The scaffolding layer of AI is collapsing. LlamaIndex CEO explains what survives.



The scaffolding layer that developers once needed to ship LLM applications (indexing layers, query engines, retrieval channels, carefully orchestrated agent loops) is collapsing. And according to Jerry Liu, co-founder and CEO of CallIndexthat’s not a problem. That’s the point.

“As a result, there is less need for frameworks that actually help users compose these deterministic workflows in a lightweight and superficial way,” explains Jerry Liu, co-founder and CEO of LlamaIndex, in a new article. VentureBeat Beyond the Pilot Podcast.

The context is becoming the moat

Liu’s LlamaIndex is one of the leading recovery augmented generation (RAG) frameworks that connects private, personalized, and domain-specific data with LLM. But even he acknowledges that these types of frameworks are becoming less relevant.

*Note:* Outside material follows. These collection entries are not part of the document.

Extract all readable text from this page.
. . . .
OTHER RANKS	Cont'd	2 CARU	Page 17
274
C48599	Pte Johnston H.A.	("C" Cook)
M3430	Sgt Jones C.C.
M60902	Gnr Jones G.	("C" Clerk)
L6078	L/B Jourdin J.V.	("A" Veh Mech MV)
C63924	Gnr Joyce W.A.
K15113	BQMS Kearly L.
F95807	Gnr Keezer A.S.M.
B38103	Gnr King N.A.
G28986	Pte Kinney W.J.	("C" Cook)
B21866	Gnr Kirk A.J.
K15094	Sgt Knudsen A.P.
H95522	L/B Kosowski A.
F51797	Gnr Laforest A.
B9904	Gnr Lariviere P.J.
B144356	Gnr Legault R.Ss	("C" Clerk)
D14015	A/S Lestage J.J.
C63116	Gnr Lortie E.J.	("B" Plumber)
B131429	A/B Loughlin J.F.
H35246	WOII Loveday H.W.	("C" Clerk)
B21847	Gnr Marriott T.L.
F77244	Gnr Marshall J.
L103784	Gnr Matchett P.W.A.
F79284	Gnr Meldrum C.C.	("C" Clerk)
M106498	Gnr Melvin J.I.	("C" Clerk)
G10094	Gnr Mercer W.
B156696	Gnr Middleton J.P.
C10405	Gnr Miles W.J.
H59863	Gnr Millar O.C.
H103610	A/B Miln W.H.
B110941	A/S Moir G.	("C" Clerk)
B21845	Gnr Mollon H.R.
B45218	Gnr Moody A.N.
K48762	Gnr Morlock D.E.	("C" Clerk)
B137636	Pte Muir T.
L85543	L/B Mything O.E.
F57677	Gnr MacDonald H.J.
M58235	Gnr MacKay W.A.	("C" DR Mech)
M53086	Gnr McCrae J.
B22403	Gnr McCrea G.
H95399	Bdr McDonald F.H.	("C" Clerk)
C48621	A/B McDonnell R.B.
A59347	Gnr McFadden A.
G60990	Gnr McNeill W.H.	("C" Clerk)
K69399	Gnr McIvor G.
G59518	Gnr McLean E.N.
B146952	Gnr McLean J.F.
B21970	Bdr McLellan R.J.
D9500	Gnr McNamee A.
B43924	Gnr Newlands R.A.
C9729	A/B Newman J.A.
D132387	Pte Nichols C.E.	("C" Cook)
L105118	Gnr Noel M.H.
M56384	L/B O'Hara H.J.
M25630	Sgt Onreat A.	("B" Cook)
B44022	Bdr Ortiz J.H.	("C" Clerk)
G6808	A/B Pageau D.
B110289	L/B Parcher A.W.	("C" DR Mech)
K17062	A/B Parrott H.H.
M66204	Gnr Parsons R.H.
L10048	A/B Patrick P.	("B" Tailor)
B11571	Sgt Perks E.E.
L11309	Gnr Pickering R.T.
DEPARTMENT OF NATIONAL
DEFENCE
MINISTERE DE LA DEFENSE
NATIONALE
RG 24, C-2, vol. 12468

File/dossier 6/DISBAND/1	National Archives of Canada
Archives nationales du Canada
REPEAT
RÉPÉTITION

With each new release, the models demonstrate incremental abilities to reason about “massive amounts” of unstructured data, and they are getting better at it than humans, he notes. They can be trusted to reason broadly, self-correct, and do multi-step planning; The Modern Context Protocol (MCP) and Claude Agent Skills plugins allow models to discover and use tools without requiring integrations for each of them independently.

Agent patterns have consolidated into what Liu calls a "managed agent diagram" — a leveraging layer combined with tools, MCP connectors, and skill plugins, rather than a custom orchestration for each workflow.

Additionally, coding agents excel at writing code, meaning developers don’t need to rely on extensive libraries. In fact, around 95% of LlamaIndex’s code is generated by AI. “Engineers don’t actually write real code,” Liu said. “Everyone is writing in natural language.” This means that the layers between programmers and non-programmers are collapsing, because “the new programming language is essentially English.”

Instead of manually coding or struggling to understand the API and document integration, developers can simply point it at you with Claude Code. “These kinds of things were extremely inefficient or would just ruin the agent three years ago,” Liu said. “It’s much easier for people to build even relatively advanced recovery systems with extremely simple primitives.”

So what is the main differentiator when the stack collapses?

Context, says Liu. Agents must be able to decrypt file formats to extract the correct information. Providing greater precision and more economical analysis becomes key, and LlamaIndex is well positioned here, he maintains, due to its developments with agent document processing through optical character recognition (OCR).

“We’ve really identified that there’s a core set of data that’s been locked up in all of these file format containers,” he said. Ultimately, “it doesn’t really matter if you use OpenAI Codex or Claude Code. What everyone needs is context.”

Maintain modular stacks

There is growing concern about builders like Anthropic locking session data; In light of this, Liu emphasizes the importance of modularity and agnosticism. Builders should not go for any frontier model, nor build too much in a way that overcomplicates stack components.

Recovery has become more “sandboxed,” as he describes it, and companies need to ensure their codebases are free of tech debt and adaptable to changing patterns. They should also recognize that, over time, some parts of the stack will have to be discarded as a matter of course.

“Because with every new model launch, there is always a different model that is more or less the winner,” Liu said. “You have to make sure you have some flexibility to take advantage of it.”

Listen to the podcast to learn more about:

  • LlamaIndex’s beginnings as a ‘toy project’ with initially only 40% accuracy;

  • How SaaS companies can leverage complicated workflows that must be standardized and repeatable for average knowledge workers;

  • Why AI verticals are taking off and why “build versus buy” is still a very valid question in the age of agents.